2023年4月ベストセレクション
LIMOが2023年4月にお届けした記事から、人気の記事をピックアップして再掲載します。

(初掲載*2023年4月11日)

現役世代のサラリーマンであれば、毎月の給与明細を見て税金や社会保険料の控除額の多さに驚いたことがある人も多いでしょう。

実は、老後の年金からも、同様に税金や社会保険料の天引きがあります。そのため「ねんきん定期便」で確認していた金額より少なく驚かれる方もいるかもしれません。

4月は公的年金の支給月。

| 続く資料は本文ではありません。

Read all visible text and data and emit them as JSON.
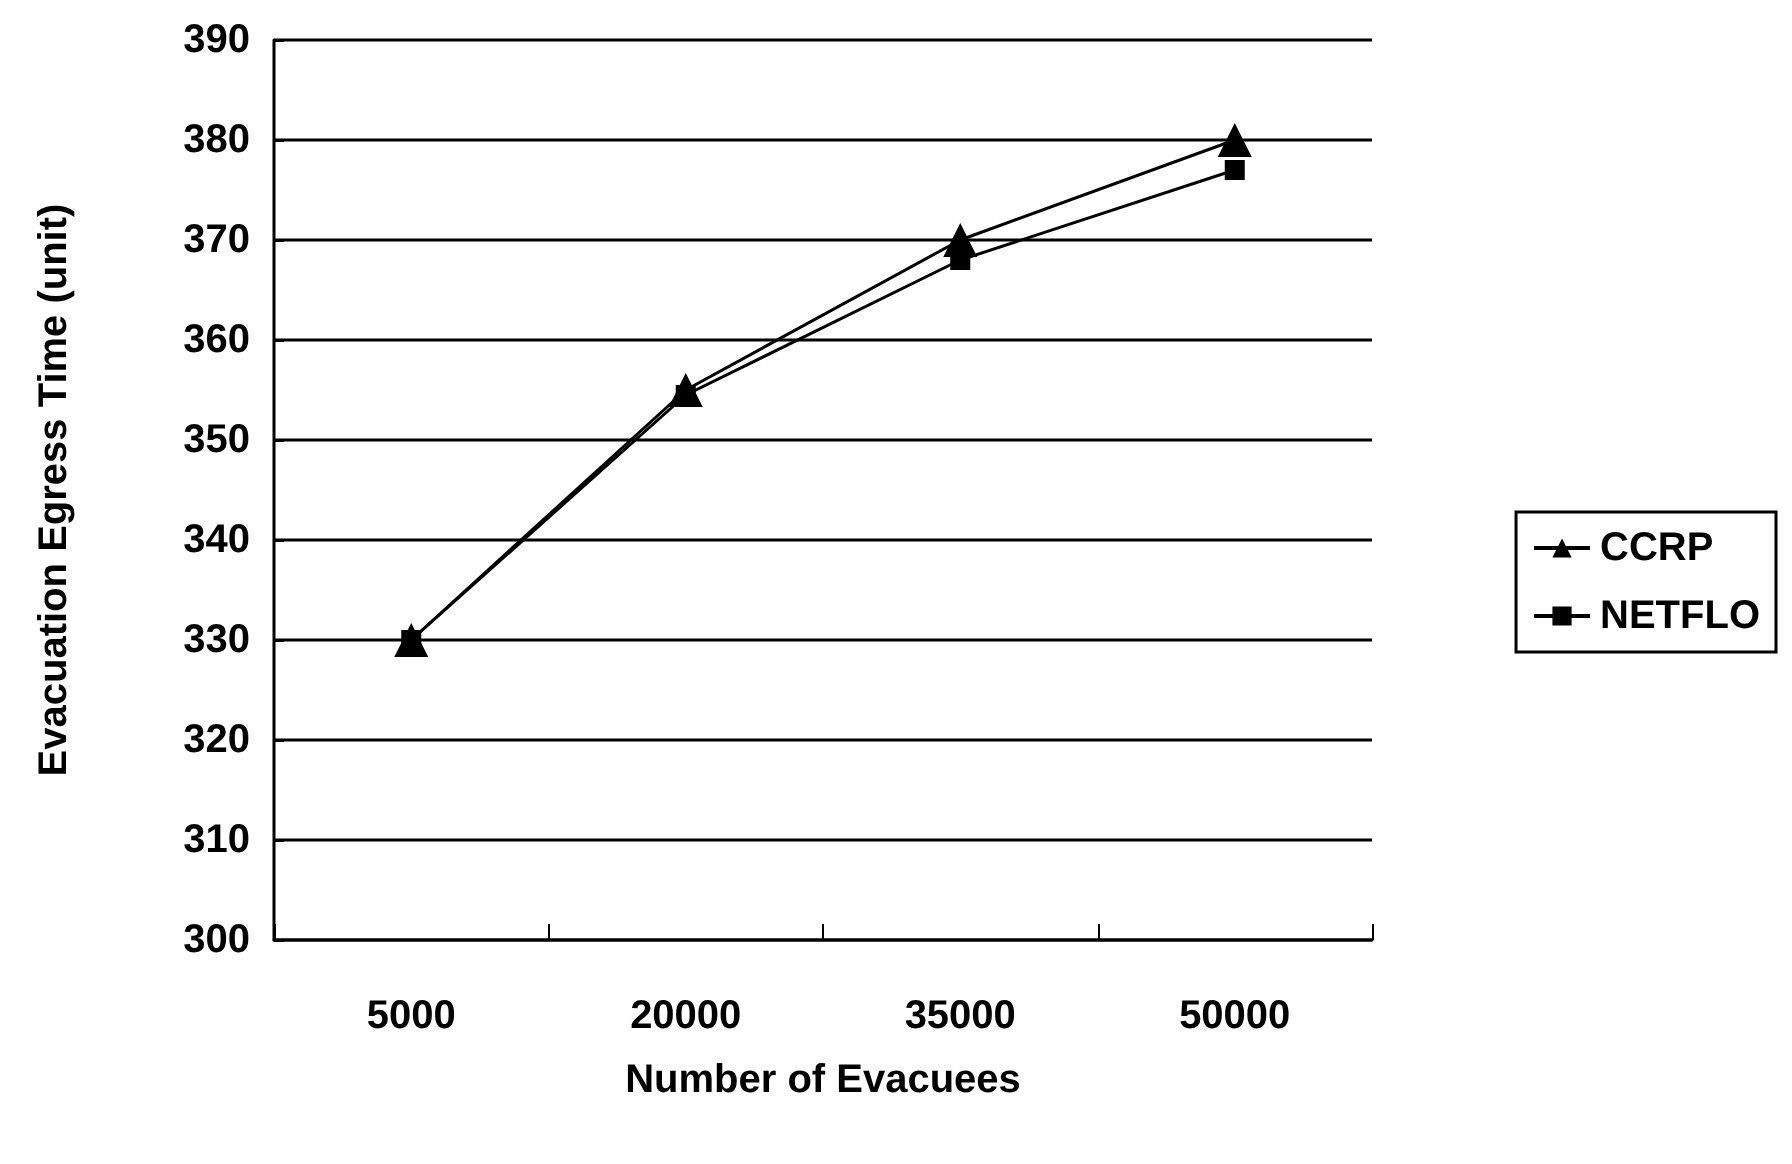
{
  "chart_data": {
    "type": "line",
    "xlabel": "Number of Evacuees",
    "ylabel": "Evacuation Egress Time (unit)",
    "categories": [
      "5000",
      "20000",
      "35000",
      "50000"
    ],
    "series": [
      {
        "name": "CCRP",
        "color": "#000000",
        "marker": "triangle",
        "values": [
          330,
          355,
          370,
          380
        ]
      },
      {
        "name": "NETFLO",
        "color": "#000000",
        "marker": "square",
        "values": [
          330,
          354.5,
          368,
          377
        ]
      }
    ],
    "ylim": [
      300,
      390
    ],
    "yticks": [
      300,
      310,
      320,
      330,
      340,
      350,
      360,
      370,
      380,
      390
    ],
    "grid": "y",
    "legend": "right",
    "line_style": "solid"
  }
}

今回は「ねんきん定期便」と「年金振込通知書」のチェックポイントに触れながら、老齢年金から天引きされるお金や、最新の公的年金事情をながめていきます。

老齢年金の年金額は人それぞれ

日本の公的年金制度は「2階建て」

日本の公的年金制度は「2階建て」図解

出所:日本年金機構「国民年金・厚生年金保険 被保険者のしおり」(令和4年4月)、厚生労働省「日本の公的年金は『2階建て』」をもとに、LIMO編集部作成

公的年金は、「国民年金(基礎年金)」と「厚生年金」の2階建て。上の図のように立場や働き方によって加入する年金は異なります。

国民年金は原則、国内に住む20歳以上のすべての人に加入義務があります。会社員や公務員などのサラリーマンは、国民年金に上乗せして厚生年金に加入します。

国民年金の年金保険料は全員一律(※1)。20歳から60歳までの40年間(480月)全期間保険料を納めた場合、老後に満額の国民年金を受け取れます。

一方、厚生年金の保険料は給与や賞与の一定の割合を、給与天引きで納付します。年金加入期間とともに納めた保険料によって老後の年金額が決まるため、おのずと個人差が出ます。

※1 国民年金の年金保険料:月額1万6520円(2023年度)
※2 国民年金の満額:月額6万6250円(2023年度)

老後に受け取る年金は、現役時代の働き方や立場などにより人それぞれです。「ねんきん定期便」などで自分の見込額を把握しておけると安心感が増すでしょう。

「ねんきん定期便」とは?

年に1度届く「ねんきん定期便」を、しっかりチェックしたことはありますか?

年金加入状況や老後の年金見込額が記載されている通知書ですが、働き盛りの若い世代の中には、ピンとこないかもしれませんね。詳しく見ていきましょう。

「ねんきん定期便」は年齢によって記載事項が変わる

「ねんきん定期便」の区分について

「ねんきん定期便」の区分表

出所:日本年金機構「ねんきん定期便」

「ねんきん定期便」は、毎年誕生月に日本年金機構から郵送される、年金記録を記載した書類です。上の表のように、年齢によって形式や記載される内容が異なります。サンプルも見ていきましょう。

50歳未満の人に送られる「ねんきん定期便」

令和4年度「ねんきん定期便」50歳未満の方

令和4年度「ねんきん定期便」50歳未満の方図版

出所:「ねんきん定期便」の様式(サンプル)と見方ガイド(令和5年度送付分)

50歳未満の人に送られる「ねんきん定期便」には、これまでの加入実績に応じた年金額が記載されています。

50歳以上の人に送られる「ねんきん定期便」

令和4年度「ねんきん定期便」50歳以上の方

令和4年度「ねんきん定期便」50歳以上の方図版

出所:「ねんきん定期便」の様式(サンプル)と見方ガイド(令和5年度送付分)

50歳未満の人には「これまでの加入実績に応じた見込額」が記載されていますが、これが50歳以上になると、「実際の見込額」に変わり、よりリアルな金額が確認できることになります。